Le califat autoproclamé ouvre des hôpitaux, construit de
nouvelles routes, lance des services de bus, réhabilite des écoles... Et
c'est une mauvaise nouvelle.
L'intensification de la
campagne de frappes aériennes de l'administration Obama contre l'Etat
islamique se heurte à une nouvelle réalité décourageante: les militants
sont devenus aussi bons dans la gouvernance de territoire qu'ils le sont
dans la conquête, ce qui complique considérablement la tâche des
Américains, à savoir les déloger des zones de la Syrie et de l'Irak
qu'ils contrôlent désormais.
Des responsables du renseignement américain affirment que les
dirigeants de l'Etat islamique adoptent des méthodes inventées par le
Hezbollah, la milice chiite basée au Liban, et consacrent des ressources
humaines et financières considérables au bon fonctionnement de services
essentiels comme l'électricité, l'eau ou encore le traitement des eaux
usées sur leur territoire. A certains endroits, ils font même office de
postiers.
Les militants ont construit de nouveaux systèmes de justice pour
appliquer leur interprétation sévère de la charia, qui réserve
l'amputation des mains aux voleurs et qui a condamné à mort de nombreux
chrétiens et membres d'autres minorités religieuses à cause de leurs
croyances, ajoutent ces responsables.
Dans le même temps, l'Etat islamique a, dans la plupart des cas,
permis aux bureaucrates locaux en charge des hôpitaux, de la police, du
ramassage des ordures ou d'autres services municipaux de garder leurs
emplois, selon des sources au sein du renseignement. A certains
endroits, les maires et d'autre élus locaux sont restés en poste.
«Le groupe terroriste le plus dangereux et le mieux financé du monde»

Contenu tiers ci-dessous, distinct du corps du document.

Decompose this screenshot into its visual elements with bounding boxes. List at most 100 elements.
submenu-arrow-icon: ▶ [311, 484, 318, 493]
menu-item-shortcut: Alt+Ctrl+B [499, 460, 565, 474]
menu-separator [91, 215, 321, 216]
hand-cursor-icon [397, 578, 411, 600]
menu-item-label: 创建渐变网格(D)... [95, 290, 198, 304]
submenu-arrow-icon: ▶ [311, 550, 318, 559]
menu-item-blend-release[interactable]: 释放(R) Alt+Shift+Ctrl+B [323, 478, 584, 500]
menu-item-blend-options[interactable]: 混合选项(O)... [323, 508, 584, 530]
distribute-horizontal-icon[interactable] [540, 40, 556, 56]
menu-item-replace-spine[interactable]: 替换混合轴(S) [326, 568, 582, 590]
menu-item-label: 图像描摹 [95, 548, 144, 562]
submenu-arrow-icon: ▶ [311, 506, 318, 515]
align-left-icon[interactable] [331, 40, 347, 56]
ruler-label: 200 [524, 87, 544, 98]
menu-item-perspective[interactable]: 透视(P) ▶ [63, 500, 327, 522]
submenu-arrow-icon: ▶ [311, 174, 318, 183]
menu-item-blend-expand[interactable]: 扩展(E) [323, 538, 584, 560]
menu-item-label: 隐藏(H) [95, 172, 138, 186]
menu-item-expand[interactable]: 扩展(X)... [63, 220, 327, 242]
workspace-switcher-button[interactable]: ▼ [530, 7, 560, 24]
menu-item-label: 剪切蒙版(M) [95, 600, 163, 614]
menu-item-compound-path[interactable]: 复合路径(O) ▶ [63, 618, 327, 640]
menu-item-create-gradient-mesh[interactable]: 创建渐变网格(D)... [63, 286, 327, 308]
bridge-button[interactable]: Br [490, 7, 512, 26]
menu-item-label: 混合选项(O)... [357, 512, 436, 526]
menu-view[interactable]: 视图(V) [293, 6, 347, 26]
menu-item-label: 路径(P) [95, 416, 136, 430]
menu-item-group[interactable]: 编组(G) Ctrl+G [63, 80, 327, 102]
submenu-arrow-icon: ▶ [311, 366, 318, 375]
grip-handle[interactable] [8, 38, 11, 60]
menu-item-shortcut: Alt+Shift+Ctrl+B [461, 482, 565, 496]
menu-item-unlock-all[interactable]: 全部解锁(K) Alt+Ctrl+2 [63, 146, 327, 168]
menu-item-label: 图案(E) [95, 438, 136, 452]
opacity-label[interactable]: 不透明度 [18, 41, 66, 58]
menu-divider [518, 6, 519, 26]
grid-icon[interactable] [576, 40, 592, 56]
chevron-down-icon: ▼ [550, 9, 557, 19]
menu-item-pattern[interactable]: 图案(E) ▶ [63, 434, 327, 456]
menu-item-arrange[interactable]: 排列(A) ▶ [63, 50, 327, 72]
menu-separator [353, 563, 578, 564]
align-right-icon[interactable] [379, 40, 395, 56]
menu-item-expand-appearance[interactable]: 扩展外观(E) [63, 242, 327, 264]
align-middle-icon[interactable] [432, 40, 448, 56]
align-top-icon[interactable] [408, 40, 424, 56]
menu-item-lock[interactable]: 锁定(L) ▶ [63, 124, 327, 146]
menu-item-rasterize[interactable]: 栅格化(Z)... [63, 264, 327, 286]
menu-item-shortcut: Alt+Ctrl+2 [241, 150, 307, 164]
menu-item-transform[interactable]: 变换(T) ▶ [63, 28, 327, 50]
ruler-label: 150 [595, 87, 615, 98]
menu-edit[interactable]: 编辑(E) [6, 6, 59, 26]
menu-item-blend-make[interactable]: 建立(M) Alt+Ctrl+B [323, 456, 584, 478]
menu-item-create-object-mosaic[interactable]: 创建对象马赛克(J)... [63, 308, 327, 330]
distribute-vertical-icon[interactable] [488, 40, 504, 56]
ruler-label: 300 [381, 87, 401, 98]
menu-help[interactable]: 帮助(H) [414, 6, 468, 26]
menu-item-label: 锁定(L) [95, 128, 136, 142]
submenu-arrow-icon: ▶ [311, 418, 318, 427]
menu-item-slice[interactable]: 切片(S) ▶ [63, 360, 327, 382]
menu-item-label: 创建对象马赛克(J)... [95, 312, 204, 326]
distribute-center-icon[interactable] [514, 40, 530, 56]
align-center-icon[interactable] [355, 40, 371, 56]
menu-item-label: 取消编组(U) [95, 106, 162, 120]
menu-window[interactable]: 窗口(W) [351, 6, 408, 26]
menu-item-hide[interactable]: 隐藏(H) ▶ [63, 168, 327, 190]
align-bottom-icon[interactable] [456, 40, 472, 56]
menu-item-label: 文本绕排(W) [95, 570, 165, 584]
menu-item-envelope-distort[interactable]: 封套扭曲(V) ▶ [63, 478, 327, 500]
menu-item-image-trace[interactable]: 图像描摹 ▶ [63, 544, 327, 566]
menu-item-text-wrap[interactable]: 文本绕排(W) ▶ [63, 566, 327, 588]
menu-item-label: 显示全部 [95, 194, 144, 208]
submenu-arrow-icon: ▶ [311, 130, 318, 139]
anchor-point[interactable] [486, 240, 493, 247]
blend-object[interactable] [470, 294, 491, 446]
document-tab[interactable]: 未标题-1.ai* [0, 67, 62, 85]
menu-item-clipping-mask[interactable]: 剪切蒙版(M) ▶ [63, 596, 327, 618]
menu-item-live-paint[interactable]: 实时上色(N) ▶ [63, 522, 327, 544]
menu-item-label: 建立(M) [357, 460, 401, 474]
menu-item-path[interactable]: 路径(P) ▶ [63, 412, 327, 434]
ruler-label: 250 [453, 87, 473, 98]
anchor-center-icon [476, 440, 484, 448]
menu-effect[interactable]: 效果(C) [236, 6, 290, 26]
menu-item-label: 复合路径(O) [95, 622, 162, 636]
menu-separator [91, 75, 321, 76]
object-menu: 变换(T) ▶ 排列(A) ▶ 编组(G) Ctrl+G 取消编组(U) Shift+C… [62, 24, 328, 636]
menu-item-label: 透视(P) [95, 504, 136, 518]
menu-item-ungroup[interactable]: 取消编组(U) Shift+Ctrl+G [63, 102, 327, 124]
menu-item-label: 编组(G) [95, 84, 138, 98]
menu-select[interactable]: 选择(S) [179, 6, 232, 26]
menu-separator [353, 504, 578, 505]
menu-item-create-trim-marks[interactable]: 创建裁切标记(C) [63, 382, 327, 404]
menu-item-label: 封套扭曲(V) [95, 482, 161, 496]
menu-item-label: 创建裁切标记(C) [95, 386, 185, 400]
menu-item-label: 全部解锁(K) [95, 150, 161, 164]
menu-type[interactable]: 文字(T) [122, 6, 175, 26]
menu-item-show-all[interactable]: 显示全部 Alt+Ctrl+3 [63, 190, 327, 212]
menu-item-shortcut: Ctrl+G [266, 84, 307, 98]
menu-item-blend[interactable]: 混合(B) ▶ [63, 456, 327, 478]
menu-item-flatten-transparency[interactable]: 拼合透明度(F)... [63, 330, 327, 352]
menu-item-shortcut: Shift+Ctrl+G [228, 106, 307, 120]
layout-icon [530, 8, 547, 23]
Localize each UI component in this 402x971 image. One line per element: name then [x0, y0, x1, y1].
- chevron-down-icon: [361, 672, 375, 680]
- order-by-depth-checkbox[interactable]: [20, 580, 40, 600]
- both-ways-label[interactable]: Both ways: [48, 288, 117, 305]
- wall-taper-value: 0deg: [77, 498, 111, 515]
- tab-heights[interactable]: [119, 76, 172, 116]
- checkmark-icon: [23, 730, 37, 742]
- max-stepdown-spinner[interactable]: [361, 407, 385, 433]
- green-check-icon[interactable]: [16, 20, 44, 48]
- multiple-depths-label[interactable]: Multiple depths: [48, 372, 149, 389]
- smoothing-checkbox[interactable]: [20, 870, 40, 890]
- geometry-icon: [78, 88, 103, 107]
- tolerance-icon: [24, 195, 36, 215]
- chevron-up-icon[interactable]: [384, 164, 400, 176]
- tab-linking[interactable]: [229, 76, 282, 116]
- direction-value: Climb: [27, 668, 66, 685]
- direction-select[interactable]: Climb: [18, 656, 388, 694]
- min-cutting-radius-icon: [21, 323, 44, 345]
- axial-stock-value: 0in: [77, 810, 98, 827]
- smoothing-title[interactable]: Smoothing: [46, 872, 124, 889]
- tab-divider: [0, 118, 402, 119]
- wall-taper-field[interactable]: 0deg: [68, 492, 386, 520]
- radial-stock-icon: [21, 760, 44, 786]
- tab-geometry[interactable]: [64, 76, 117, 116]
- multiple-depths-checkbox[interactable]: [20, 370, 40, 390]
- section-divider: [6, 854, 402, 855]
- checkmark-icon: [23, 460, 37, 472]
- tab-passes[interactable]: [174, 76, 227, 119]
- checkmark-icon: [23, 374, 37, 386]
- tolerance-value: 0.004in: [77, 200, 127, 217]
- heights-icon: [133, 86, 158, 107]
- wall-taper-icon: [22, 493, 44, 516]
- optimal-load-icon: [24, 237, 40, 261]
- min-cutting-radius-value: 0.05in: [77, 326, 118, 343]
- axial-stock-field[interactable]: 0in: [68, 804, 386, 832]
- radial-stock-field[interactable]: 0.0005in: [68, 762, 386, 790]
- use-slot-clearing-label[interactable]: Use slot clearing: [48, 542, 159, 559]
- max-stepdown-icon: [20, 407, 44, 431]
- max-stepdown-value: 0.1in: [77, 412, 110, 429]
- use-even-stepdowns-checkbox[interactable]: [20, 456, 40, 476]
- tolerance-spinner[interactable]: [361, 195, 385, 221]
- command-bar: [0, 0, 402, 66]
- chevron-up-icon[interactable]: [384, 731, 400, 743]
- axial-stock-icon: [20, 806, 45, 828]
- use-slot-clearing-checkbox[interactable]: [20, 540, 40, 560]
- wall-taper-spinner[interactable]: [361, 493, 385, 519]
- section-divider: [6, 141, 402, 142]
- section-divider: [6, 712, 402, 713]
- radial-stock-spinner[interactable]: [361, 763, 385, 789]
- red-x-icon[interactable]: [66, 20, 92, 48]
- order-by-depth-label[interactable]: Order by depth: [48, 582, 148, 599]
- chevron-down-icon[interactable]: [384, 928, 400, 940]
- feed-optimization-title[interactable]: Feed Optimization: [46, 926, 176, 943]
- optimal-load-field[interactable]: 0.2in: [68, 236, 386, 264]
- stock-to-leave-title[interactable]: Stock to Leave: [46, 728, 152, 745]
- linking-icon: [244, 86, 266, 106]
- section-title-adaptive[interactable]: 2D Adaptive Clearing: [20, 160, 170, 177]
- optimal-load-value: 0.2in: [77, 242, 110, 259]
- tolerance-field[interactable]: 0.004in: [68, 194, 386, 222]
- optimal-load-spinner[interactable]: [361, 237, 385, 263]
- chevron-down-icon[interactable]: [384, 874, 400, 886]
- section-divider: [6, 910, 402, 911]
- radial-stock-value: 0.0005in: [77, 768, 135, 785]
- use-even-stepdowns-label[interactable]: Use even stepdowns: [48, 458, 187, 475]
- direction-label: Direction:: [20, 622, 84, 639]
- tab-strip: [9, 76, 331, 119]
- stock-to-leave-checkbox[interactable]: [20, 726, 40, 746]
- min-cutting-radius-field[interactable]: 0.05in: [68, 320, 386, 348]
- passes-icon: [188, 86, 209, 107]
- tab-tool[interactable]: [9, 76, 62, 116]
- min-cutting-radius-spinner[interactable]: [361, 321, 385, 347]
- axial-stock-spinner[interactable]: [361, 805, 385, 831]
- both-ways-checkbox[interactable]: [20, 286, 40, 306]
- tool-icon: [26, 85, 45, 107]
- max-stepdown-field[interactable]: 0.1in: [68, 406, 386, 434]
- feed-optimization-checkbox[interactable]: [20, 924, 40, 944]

Ces mesures soulignent le fait que l'Etat islamique, qui est déjà le
groupe terroriste le mieux armé et le mieux financé du monde, s'adapte
rapidement aux défis associés au règne et à la gouvernance sur un
territoire. Cela réduit radicalement les chances pour que les
extrémistes soient confrontés à une opposition de l'intérieur dans ce
qui constitue de fait le plus jeune territoire du monde.
«L'EIIL est le groupe terroriste le plus
dangereux de la planète parce qu'il détient les capacités de combat
d'al-Qaida et les capacités administratives du Hezbollah, estime
David Kilcullen, un expert en contre-insurrection qui a travaillé
plusieurs années comme haut conseiller du général David Petraeus pendant
la guerre en Irak. Il est clair qu'ils ont comme objectif de créer un Etat et qu'ils comprennent l'importance d'une gouvernance efficace.»
Dans certains zones qu'il contrôle, l'Etat islamique ouvre des
hôpitaux, construit de nouvelles routes, lance des services de bus,
réhabilite des écoles (du moins pour les garçons) et lance des
programmes de PME dans le but de relancer les économies locales.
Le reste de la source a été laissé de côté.